Guest OS space reuse on vSAN

This post came about after a brief discussion with my pal, Lee Dilworth. Although the outcome of this test has really nothing to do with vSAN, the behaviour was observed on certain Guest OS which were running on vSAN. I guess the first thing that needs to be made clear is that there is no support for in-guest UNMAP (or TRIM) for VMs running on vSAN at this time, although it is something we are examining very closely. So with this in mind, we had feedback to say that a test being run as part of a proof-of-concept was showing that some very different results, depending on the Guest OS. With Windows-based VMs, it seems that the amount of space being used by this test was not increasing the amount of space consumed on the vSAN datastore, whereas running the same test with Linux-based VMs, it was. The test was simply copying a bunch of files to a folder or directory, deleting the files, and then copying them once more back to the same folder on directory in the Guest. I decided to try it out in my own lab to see this behaviour for myself.

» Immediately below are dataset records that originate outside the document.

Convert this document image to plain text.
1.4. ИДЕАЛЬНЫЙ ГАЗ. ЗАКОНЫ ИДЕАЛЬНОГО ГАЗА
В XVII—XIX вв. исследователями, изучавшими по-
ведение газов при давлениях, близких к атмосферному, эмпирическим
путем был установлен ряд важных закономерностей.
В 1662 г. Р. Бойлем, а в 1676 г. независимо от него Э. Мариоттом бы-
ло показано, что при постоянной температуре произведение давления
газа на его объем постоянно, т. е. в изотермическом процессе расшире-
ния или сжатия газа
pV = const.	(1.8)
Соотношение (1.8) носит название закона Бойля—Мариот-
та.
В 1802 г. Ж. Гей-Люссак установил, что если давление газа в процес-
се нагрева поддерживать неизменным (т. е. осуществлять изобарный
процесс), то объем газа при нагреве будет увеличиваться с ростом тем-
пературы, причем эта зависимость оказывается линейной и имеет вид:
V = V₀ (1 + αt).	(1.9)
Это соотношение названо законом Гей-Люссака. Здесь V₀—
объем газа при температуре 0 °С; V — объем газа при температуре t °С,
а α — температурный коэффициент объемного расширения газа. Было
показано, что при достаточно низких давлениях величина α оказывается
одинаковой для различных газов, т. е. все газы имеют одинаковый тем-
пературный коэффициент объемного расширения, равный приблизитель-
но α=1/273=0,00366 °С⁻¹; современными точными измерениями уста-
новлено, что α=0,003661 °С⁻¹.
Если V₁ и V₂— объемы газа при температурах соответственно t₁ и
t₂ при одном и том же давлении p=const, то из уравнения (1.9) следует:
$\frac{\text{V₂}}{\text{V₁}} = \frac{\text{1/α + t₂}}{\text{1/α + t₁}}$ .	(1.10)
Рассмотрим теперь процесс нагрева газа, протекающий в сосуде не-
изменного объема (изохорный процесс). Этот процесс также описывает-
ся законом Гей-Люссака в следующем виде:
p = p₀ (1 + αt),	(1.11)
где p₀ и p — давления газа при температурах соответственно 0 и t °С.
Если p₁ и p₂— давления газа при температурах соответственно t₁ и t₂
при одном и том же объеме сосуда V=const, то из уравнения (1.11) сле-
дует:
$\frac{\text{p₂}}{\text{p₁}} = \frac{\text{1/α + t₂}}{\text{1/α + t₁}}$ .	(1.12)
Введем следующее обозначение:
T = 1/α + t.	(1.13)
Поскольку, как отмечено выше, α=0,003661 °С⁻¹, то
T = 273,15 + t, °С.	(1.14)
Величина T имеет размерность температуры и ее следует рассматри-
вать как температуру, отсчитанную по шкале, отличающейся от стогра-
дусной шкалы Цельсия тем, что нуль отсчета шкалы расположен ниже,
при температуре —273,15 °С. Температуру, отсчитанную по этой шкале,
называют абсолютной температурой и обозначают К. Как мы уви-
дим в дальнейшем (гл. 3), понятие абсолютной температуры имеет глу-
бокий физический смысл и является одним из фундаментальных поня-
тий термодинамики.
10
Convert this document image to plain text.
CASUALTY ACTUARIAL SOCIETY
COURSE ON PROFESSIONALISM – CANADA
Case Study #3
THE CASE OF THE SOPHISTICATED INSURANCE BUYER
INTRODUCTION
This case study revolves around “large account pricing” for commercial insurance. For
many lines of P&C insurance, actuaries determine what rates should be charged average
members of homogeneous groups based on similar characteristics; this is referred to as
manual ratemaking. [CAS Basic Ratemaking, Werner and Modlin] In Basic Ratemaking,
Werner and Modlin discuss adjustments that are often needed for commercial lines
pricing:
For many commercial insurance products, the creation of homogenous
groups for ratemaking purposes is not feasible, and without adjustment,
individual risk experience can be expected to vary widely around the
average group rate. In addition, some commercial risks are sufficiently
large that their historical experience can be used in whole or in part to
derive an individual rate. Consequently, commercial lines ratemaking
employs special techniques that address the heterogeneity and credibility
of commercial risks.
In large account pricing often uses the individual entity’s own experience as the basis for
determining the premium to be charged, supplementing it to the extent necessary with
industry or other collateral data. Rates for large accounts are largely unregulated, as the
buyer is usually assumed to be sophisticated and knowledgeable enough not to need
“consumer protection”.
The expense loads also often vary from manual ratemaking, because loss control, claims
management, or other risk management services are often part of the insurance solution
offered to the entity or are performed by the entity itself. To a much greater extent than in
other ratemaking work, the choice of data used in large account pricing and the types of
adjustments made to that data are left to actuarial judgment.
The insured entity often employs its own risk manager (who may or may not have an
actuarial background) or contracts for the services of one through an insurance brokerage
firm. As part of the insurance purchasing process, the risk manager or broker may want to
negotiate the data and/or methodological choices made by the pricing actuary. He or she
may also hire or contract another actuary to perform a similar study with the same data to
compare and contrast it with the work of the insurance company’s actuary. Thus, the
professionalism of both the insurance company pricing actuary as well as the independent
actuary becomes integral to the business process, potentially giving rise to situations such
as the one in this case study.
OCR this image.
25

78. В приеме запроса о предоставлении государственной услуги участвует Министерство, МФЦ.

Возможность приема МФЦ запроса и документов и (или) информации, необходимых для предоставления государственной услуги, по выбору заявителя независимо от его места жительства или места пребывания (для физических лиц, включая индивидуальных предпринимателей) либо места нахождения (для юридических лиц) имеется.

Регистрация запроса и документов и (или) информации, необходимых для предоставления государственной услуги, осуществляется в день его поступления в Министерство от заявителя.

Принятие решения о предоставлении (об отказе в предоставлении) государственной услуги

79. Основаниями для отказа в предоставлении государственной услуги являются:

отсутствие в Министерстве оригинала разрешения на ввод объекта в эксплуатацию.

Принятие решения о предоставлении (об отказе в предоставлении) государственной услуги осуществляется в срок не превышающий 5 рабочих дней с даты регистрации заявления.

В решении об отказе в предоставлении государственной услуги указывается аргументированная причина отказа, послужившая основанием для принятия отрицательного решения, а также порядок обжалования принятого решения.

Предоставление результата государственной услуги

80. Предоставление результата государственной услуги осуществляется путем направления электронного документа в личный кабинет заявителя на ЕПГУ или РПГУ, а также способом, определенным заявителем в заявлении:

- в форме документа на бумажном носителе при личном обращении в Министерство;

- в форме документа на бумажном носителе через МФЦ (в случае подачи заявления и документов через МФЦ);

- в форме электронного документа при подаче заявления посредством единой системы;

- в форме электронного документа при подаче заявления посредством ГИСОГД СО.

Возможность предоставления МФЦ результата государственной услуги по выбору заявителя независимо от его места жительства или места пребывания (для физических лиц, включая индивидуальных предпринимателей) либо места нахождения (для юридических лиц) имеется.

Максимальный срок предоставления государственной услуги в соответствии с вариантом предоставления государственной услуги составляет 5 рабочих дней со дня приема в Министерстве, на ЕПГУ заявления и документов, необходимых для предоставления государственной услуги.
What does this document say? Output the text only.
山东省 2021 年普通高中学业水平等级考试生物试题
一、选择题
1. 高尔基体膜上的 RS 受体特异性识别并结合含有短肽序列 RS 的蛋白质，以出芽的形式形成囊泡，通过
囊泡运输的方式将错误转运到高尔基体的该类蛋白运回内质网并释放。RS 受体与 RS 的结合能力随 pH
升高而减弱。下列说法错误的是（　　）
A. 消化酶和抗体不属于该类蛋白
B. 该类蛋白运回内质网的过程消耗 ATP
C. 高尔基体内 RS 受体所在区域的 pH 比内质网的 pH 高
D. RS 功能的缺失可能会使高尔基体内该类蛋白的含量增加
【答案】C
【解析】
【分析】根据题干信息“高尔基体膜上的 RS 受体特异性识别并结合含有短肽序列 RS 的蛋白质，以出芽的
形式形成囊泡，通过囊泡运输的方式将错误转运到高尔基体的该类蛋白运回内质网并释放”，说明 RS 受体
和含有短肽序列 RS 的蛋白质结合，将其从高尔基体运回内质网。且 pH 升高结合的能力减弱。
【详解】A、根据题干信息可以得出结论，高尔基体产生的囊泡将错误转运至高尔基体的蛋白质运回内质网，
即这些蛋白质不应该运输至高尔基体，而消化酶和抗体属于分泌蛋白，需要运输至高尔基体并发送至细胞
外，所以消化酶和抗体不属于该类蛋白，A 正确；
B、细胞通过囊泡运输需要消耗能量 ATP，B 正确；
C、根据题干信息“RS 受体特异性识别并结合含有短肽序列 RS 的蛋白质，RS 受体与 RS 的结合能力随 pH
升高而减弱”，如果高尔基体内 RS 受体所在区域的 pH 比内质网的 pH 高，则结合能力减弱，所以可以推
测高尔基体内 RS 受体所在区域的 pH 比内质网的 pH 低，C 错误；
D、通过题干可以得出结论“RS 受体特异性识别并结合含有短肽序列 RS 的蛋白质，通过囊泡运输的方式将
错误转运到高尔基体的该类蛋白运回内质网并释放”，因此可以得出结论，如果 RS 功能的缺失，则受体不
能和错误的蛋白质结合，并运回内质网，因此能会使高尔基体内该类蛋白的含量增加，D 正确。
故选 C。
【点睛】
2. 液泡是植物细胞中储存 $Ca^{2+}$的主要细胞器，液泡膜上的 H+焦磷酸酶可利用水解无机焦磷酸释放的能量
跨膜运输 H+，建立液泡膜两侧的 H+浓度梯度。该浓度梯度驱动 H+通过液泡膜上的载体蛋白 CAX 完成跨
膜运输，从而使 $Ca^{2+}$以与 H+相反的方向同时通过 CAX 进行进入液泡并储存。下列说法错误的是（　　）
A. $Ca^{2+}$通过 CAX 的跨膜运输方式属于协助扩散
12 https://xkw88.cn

I started with a Windows 2012R2 VM. This is how things looked before I started out with my experimenting:

At this point, there was 386.7GB of space consumed on the vSAN datastore. On my Windows VM, I created a VMDK on the vSAN datastore (which of course is thin provisioned by default), and then proceeded to copy around 800MB of data. After the copy completed, I refreshed the capacity view, and now I see that there is 388.37GB of space consumed on the vSAN datastore. This is an increase of around 1.6GB of space, considering the VMDK is implemented as a RAID-1.

I now go ahead and delete the folder contents. What I noticed, and what one would expect, is that the amount of space consumed does not decrease (as we still do not have in-Guest UNMAP/TRIM support). So even after deleting the space, and running the “optimizer” on the volume within the Windows 2012R2 Guest,  the space consumed remains the same:

My final test is to copy the data back to the same location, and see if the amount of space consumed increases once more, or whether the blocks that backed the previous files will get reused. After doing another data copy to the VMDK, I checked the space usage one final time.

And what I notice is that there is a slight increase, but not too much. After copying 800MB of data (1.6GB for the whole RAID-1), there is a minor increase of 20MB of space consumed (40MB for the RAID-1). So this is an indicator that the Guest is reusing blocks, and not grabbing a whole set of new blocks, and unnecessarily growing the VMDK.

Now the customer did notice an anomaly when trying the same test in a Linux Guest OS with an EXT4 filesystem. For some reason, that test did not appear to be reusing blocks. Instead it seems to be growing the VMDK with every test. This seems to be a known issue with EXT4, as highlighted here, and this patch description gives further detail. Again, it seems to be EXT4 specific, and does not impact EXT3, XFS or other Linux filesystems.

While this behaviour might not be specific to vSAN, the inability to do reclaiming of dead space from within the Guest will mean that EXT4 will continue to consume space.

And remember that this is just for in-guest scenarios. If you delete VMs, objects or files on the vSAN datastore, that space can immediately be reclaimed and reused.